Selbst ausgesprochene Insider werden heute mit dem Namen Riccardo Broschi wenig anzufangen wissen. Auch zu seinen Lebzeiten (1698 Neapel-1756 Madrid) wurde er nur als jener Komponist wahrgenommen, dessen Opern einzig und allein auf die Person und die einzigartigen Gesangskünste seines Bruders Carlo zugeschnitten waren. Und dieser war kein Geringerer als der berühmte Kastratensänger Farinelli. Und daran hat sich bis heute nichts geändert. Jetzt wollen die Innsbrucker Festwochen mit dessen Oper „Merope“ (Uraufführung: 1732 in Turin) das Gegenteil beweisen, nämlich dass Broschi meisterliche, neapolitanische Opern schrieb mit perfekten und virtuosen Arien für alle Stimmfächer.
Und das Vorhaben ist zweifellos gelungen: Denn Alessandro De Marchi, der eine eigene, ergänzte Fassung erstellt hat, kann beim neugegründeten Innsbrucker Festwochenorchester, das Spezialisten im historischen Musizieren mit Instrumenten vereint, nach anfänglichen kleineren Unstimmigkeiten einen durchgehenden Drive, viele Farben und große Stilsicherheit erzeugen. Und er kann im hochgefahrenen Orchestergraben mit vibratofreien Streichern das unglaublich exzellente Sängerensemble ohne Schwachstellen bestens begleiten.

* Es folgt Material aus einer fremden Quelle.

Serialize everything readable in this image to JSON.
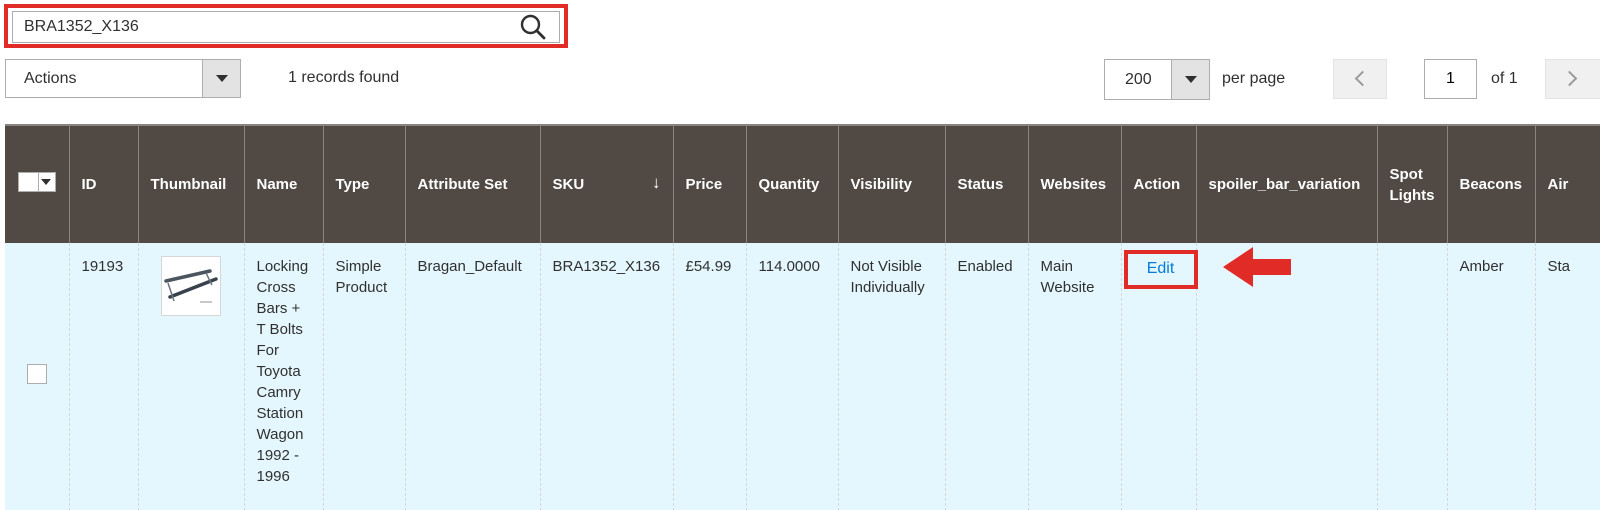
{
  "search": {
    "value": "BRA1352_X136"
  },
  "toolbar": {
    "actions_label": "Actions",
    "records_found": "1 records found",
    "per_page_value": "200",
    "per_page_label": "per page",
    "current_page": "1",
    "total_pages_label": "of 1"
  },
  "grid": {
    "columns": [
      "ID",
      "Thumbnail",
      "Name",
      "Type",
      "Attribute Set",
      "SKU",
      "Price",
      "Quantity",
      "Visibility",
      "Status",
      "Websites",
      "Action",
      "spoiler_bar_variation",
      "Spot Lights",
      "Beacons",
      "Air"
    ],
    "sort_indicator": "↓",
    "rows": [
      {
        "id": "19193",
        "name": "Locking Cross Bars + T Bolts For Toyota Camry Station Wagon 1992 - 1996",
        "type": "Simple Product",
        "attribute_set": "Bragan_Default",
        "sku": "BRA1352_X136",
        "price": "£54.99",
        "quantity": "114.0000",
        "visibility": "Not Visible Individually",
        "status": "Enabled",
        "websites": "Main Website",
        "action": "Edit",
        "spoiler_bar_variation": "",
        "spot_lights": "",
        "beacons": "Amber",
        "air": "Sta"
      }
    ]
  },
  "colors": {
    "header_bg": "#514943",
    "row_bg": "#e5f7fe",
    "highlight_red": "#e02b27",
    "link_blue": "#007bdb"
  }
}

Selten hört man drei so außergewöhnlich gute Countertenöre, allen voran David Hansen als Epitide, jene Figur, die Farinelli, dem ja ein Stimmumfang von drei Oktaven nachgesagt wird, verkörperte. Er bewältigt die mörderisch schwere Partie mit atemberaubenden Koloraturen, Trillern und Intervallsprüngen mit nur kleinen Einschränkungen mit Bravour. Aber Hagen Matzeit als Licisco und Filippo Mineccia als „böser“ Anassandro wussten ebenfalls mit großer Stilsicherheit zu begeistern. Anna Bonitatibus in der Titelpartie, die mit einer historisierten, prachtvollen, roten Robe, riesigen Halsketten, einem goldenen Sonnenhaarkranz und roten Federn, eben wie eine richtige Königin ausgestattet war, fasziniert mit kraftvollem und nuancenreichen Mezzosopran. Vivica Genaux in der Hosenrolle des Trasimede weiß mit ungemein flexiblem Mezzo und bombensicheren Koloraturen zu begeistern. Auch Arianna Venditelli als entzückende Argia gefällt außerordentlich gut. Kurzfristig wegen Krankheit eingesprungen ist Carlo Alemanno als Polifonte, der von Orchestergraben achtbar singt, während auf der Bühne der Schauspieler Daniele Berardi die szenische Gestaltung übernommen hat.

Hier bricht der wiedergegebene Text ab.